Alguma vez, logo após assistir aquele filme romântico, você ficou com a sensação de tinha alguma coisa errada. Talvez fosse a história ou a trilha sonora. Mas, quem sabe, o que tinha de errado no filme era justamente os dois pombinhos? Pois é, isso pode acontecer. Às vezes, por um equívoco na escalação, um filme que tinha tudo para ser um sucesso não é. Confira abaixo os dez casais mais sem química do cinema.

  1. titanicKate Winslet e Leonardo DiCaprio em Titanic: eles foram os responsáveis por levar milhões de pessoas às lágrimas no mundo inteiro. Quem ficou indiferente ao amor de Jack e Rose? Porém, temos que concordar: Kate Winslet e Leonardo Di Caprio não combinam. Falta algo que não dá pra explicar. Em certos momentos do filme, era díficil saber qual dos dois interpretava a mocinha já que Kate, por muitas vezes, era forte e decidida e DiCaprio aparecia fragilizado demais.
  2. Brad Pitt e Julia Roberts em A Mexicana: separados, eles são incríveis. Mas juntos… Brad Pitt e Julia Roberts que tinham tudo para fazer um excelente casal, simplesmente não estouraram nas telonas. A parceria ficou estranha e sem sal. Talvez a culpa seja do péssimo roteiro que escolheram para estrelar!

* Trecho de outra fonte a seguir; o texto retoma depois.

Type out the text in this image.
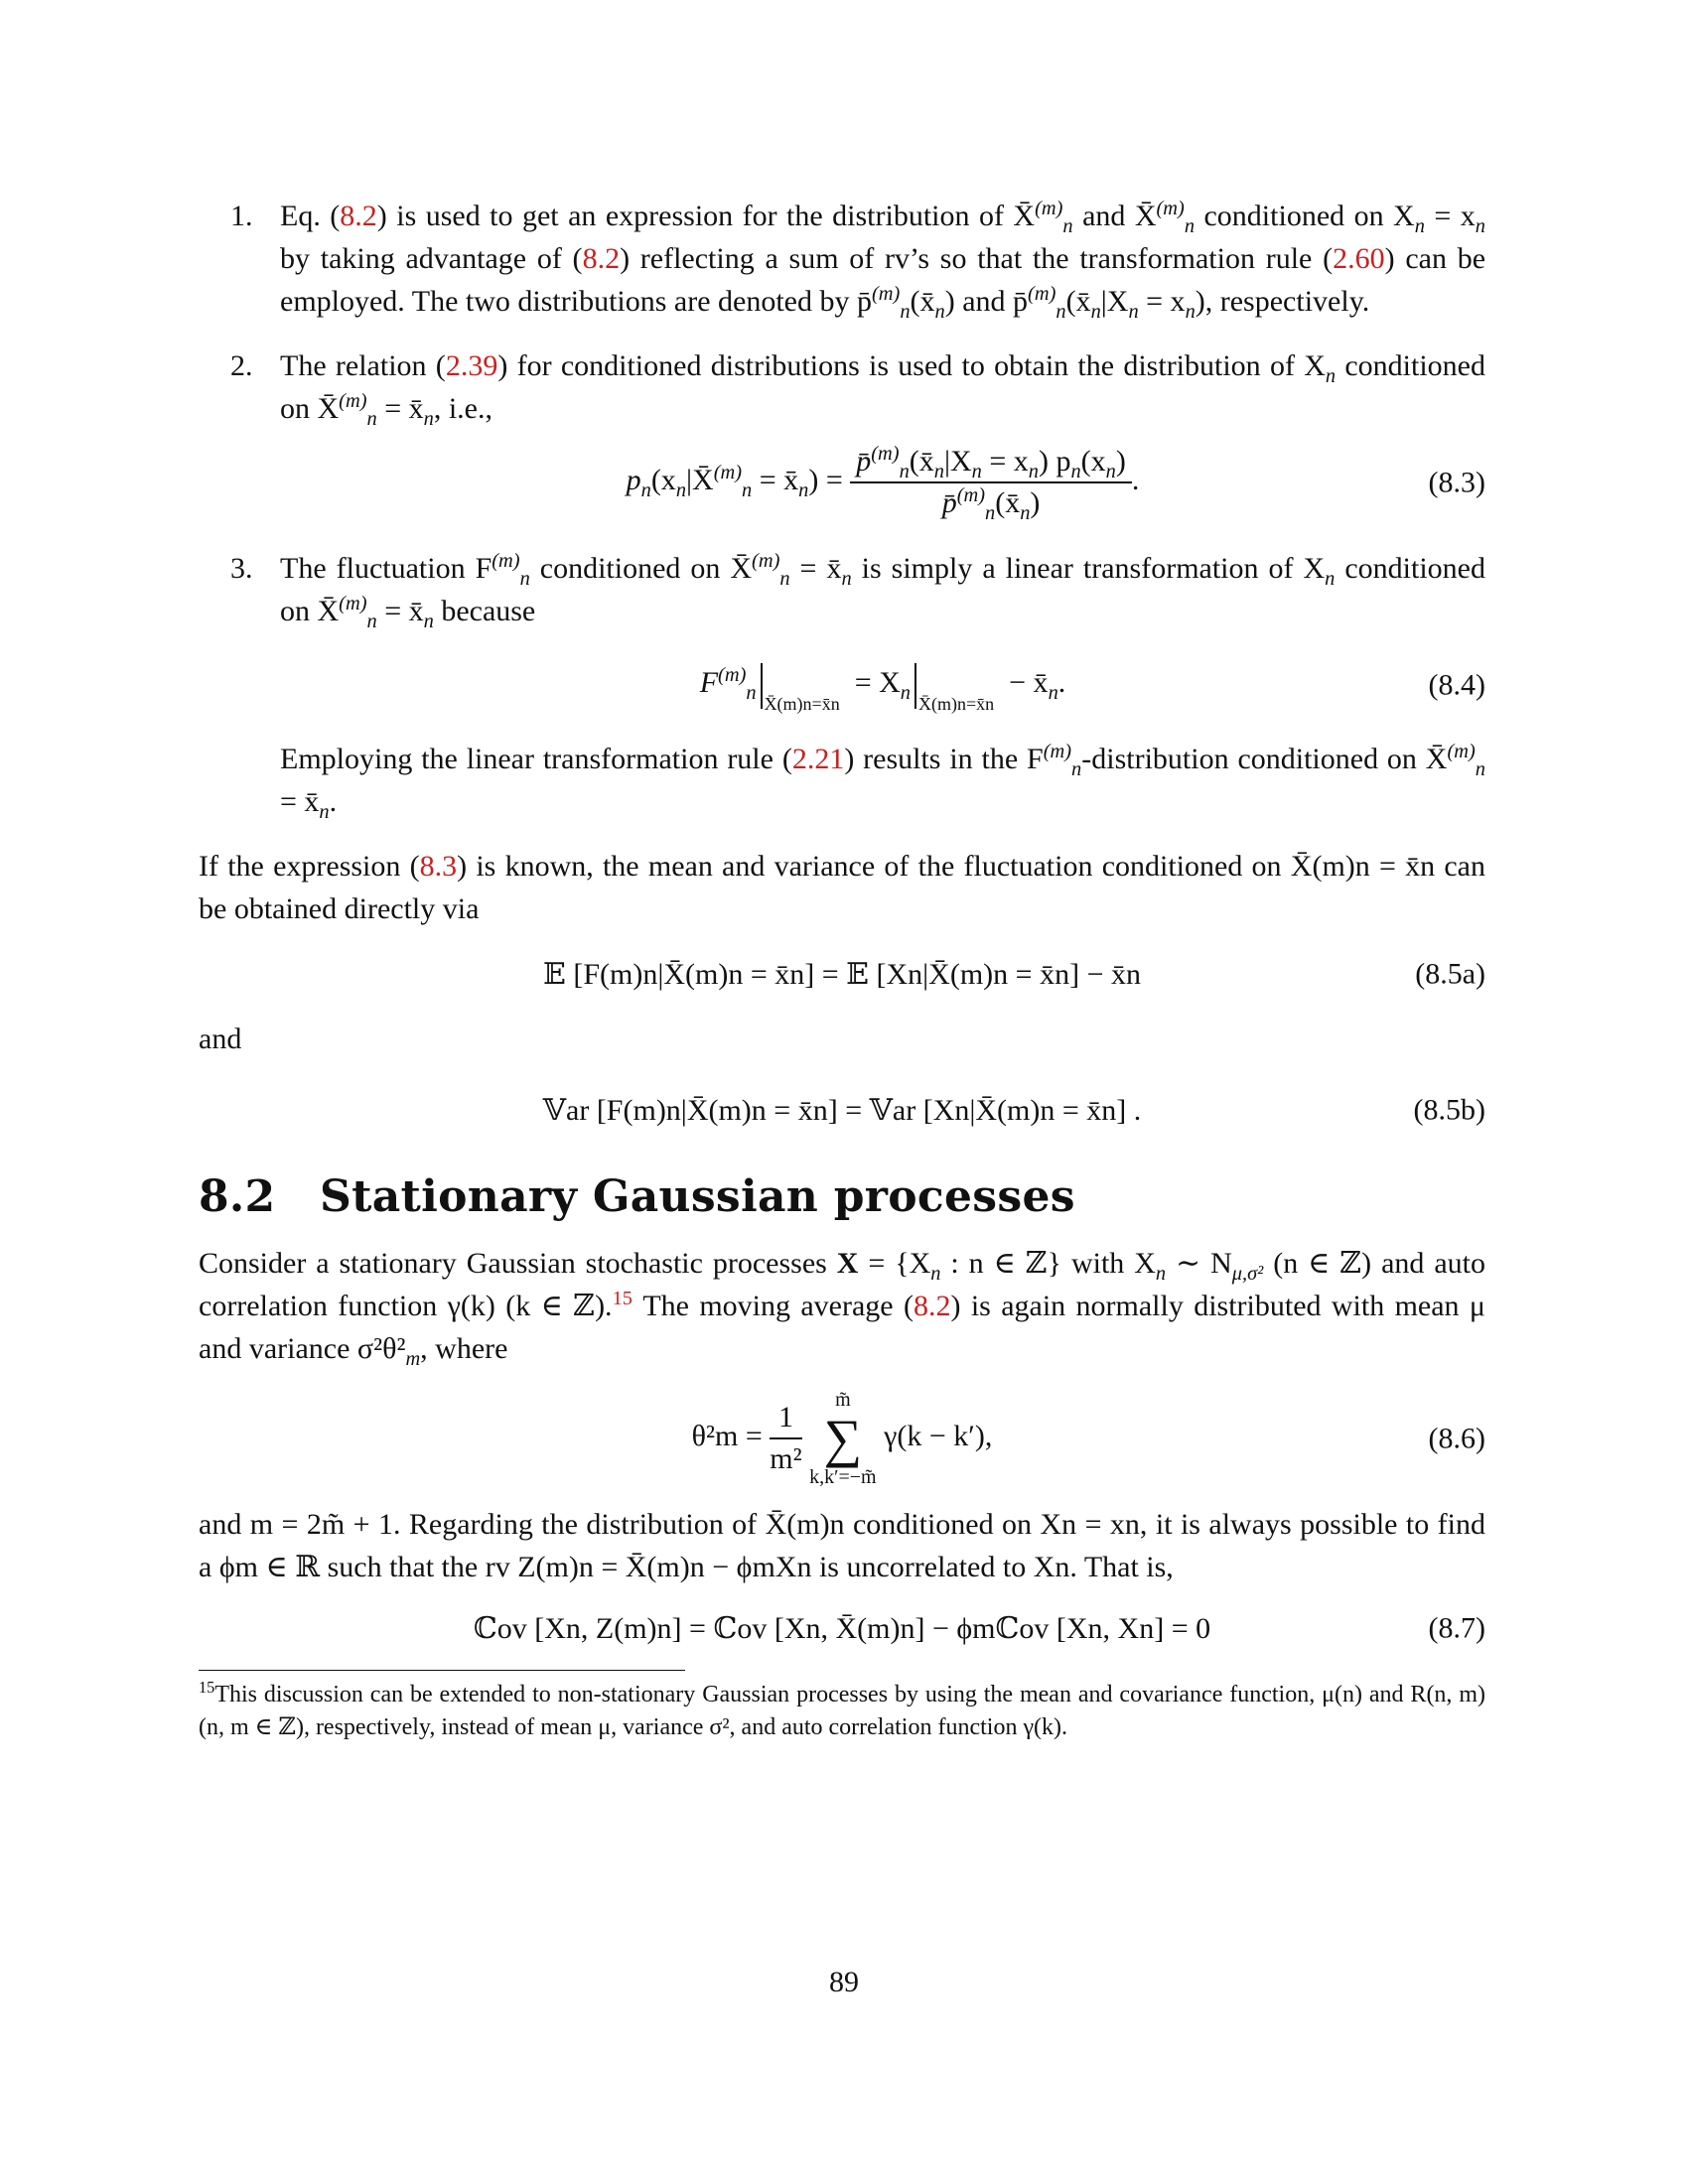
1. Eq. (8.2) is used to get an expression for the distribution of X̄$^{(m)}_n$ and X̄$^{(m)}_n$ conditioned on $X_n = x_n$ by taking advantage of (8.2) reflecting a sum of rv’s so that the transformation rule (2.60) can be employed. The two distributions are denoted by $p̄^{(m)}_n(x̄_n)$ and $p̄^{(m)}_n(x̄_n|X_n = x_n)$, respectively.
2. The relation (2.39) for conditioned distributions is used to obtain the distribution of $X_n$ conditioned on X̄$^{(m)}_n$ = $x̄_n$, i.e.,
$p_n(x_n|X̄^{(m)}_n$ = $x̄_n) = \frac{p̄^{(m)}_n(x̄_n|X_n = x_n) p_n(x_n)}{p̄^{(m)}_n(x̄_n)}$ .	(8.3)
3. The fluctuation $F^{(m)}_n$ conditioned on X̄$^{(m)}_n$ = $x̄_n$ is simply a linear transformation of $X_n$ conditioned on X̄$^{(m)}_n$ = $x̄_n$ because
$F^{(m)}_n$ $_{X̄(m)n=x̄n} = X_n$ $_{X̄(m)n=x̄n} - x̄_n$.	(8.4)
Employing the linear transformation rule (2.21) results in the $F^{(m)}_n$-distribution conditioned on X̄$^{(m)}_n$ = $x̄_n$.

If the expression (8.3) is known, the mean and variance of the fluctuation conditioned on X̄(m)n = x̄n can be obtained directly via

𝔼 [F(m)n|X̄(m)n = x̄n] = 𝔼 [Xn|X̄(m)n = x̄n] − x̄n	(8.5a)

and

𝕍ar [F(m)n|X̄(m)n = x̄n] = 𝕍ar [Xn|X̄(m)n = x̄n] .	(8.5b)
8.2 Stationary Gaussian processes

Consider a stationary Gaussian stochastic processes $X = \{X_n$ : n ∈ ℤ} with $X_n$ ∼ $N_{\mu,\sigma^2}$ (n ∈ ℤ) and auto correlation function γ(k) (k ∈ ℤ).$^{15}$ The moving average (8.2) is again normally distributed with mean μ and variance $\sigma^2\theta^2_m$, where

$\theta^2m = \frac{1}{\text{m²}}$
	m̃
∑
k,k′=−m̃
γ(k − k′),	(8.6)

and m = 2m̃ + 1. Regarding the distribution of X̄(m)n conditioned on Xn = xn, it is always possible to find a ϕm ∈ ℝ such that the rv Z(m)n = X̄(m)n − ϕmXn is uncorrelated to Xn. That is,

ℂov [Xn, Z(m)n] = ℂov [Xn, X̄(m)n] − ϕmℂov [Xn, Xn] = 0	(8.7)

$^{15}$This discussion can be extended to non-stationary Gaussian processes by using the mean and covariance function, μ(n) and R(n, m) (n, m ∈ ℤ), respectively, instead of mean μ, variance σ², and auto correlation function γ(k).

89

  3. Nicole Kidman e Jude Law em Cold Mountain: que eles são lindos, ninguém pode negar. E que eles formando um casal durante a Guerra de Secessão não convencem, ninguém nega também. Nicole Kidman e Jude Law pareciam que eram feitos um para o outro, mas o filme de Minghella provou que não era bem assim. Poucos foram os que se envolveram com a história de amor desse casal.
  4. Gwyneth Paltrow e Joseph Fiennes em Shakespeare Apaixonado: ela até ganhou um Oscar por esse papel, mas que sua atuação estava sofrível, isso estava. Junte a péssima performance de Gwyneth com sua falta de química com o feioso Joseph Fiennes e tem-se uma das mais chatas comédias românticas de todos os tempos.
  5. Kathleen Turner e Nicolas Cage em Peggy Sue – Seu Passado a Espera: nessa pouca conhecida produção de Francis Ford Coppola, Kathleen Turner volta ao passado e tem a oportunidade de rever sua vida. Se Coppola pudesse voltar ao tempo, ele deveria escalar outro parceiro para loira que não fosse seu sobrinho.cold_mountain
  6. Julia Roberts e Hugh Grant em Um Lugar Chamado Notting Hill: ela interpreta, mais uma vez, uma mulher que, sem querer, encontra o amor. Ele, outra vez, faz o inglês simpático e atrapalhado. Juntos, formam um par morno, que não fede, nem cheira.
  7. Ben Affleck e Kate Backinsale em Pearl Habor: o filme queria repetir o sucesso de Titanic, mas a única coisa que o Pearl Harbor tem em comum com o filme de James Cameron é um par romântico sem graça.
  8. Jake Gyllenhaal e Heath Ledger em O Segredo de Brokeback Mountain: os cowboys gays alavancaram a carreira desses jovens atores. Pena que eles não tiveram nenhuma química!
  9. Sandra Bullock e Chris O’Donell em No Amor e Na Guerra: o filme conta a história real de um soldado que se apaixona por um enfermeira durante a Primeira Guerra Mundial, porém o inexpressivo Chris O’Donell e a nada dramática Sandra Bullock não conseguem causar empatia no público, pois, simplesmente, não combinam.
  10. Natalie Portman e Hayden Christensen em Star Wars: não há ficção científica que faça esse casal parecer apaixonado. Química zero!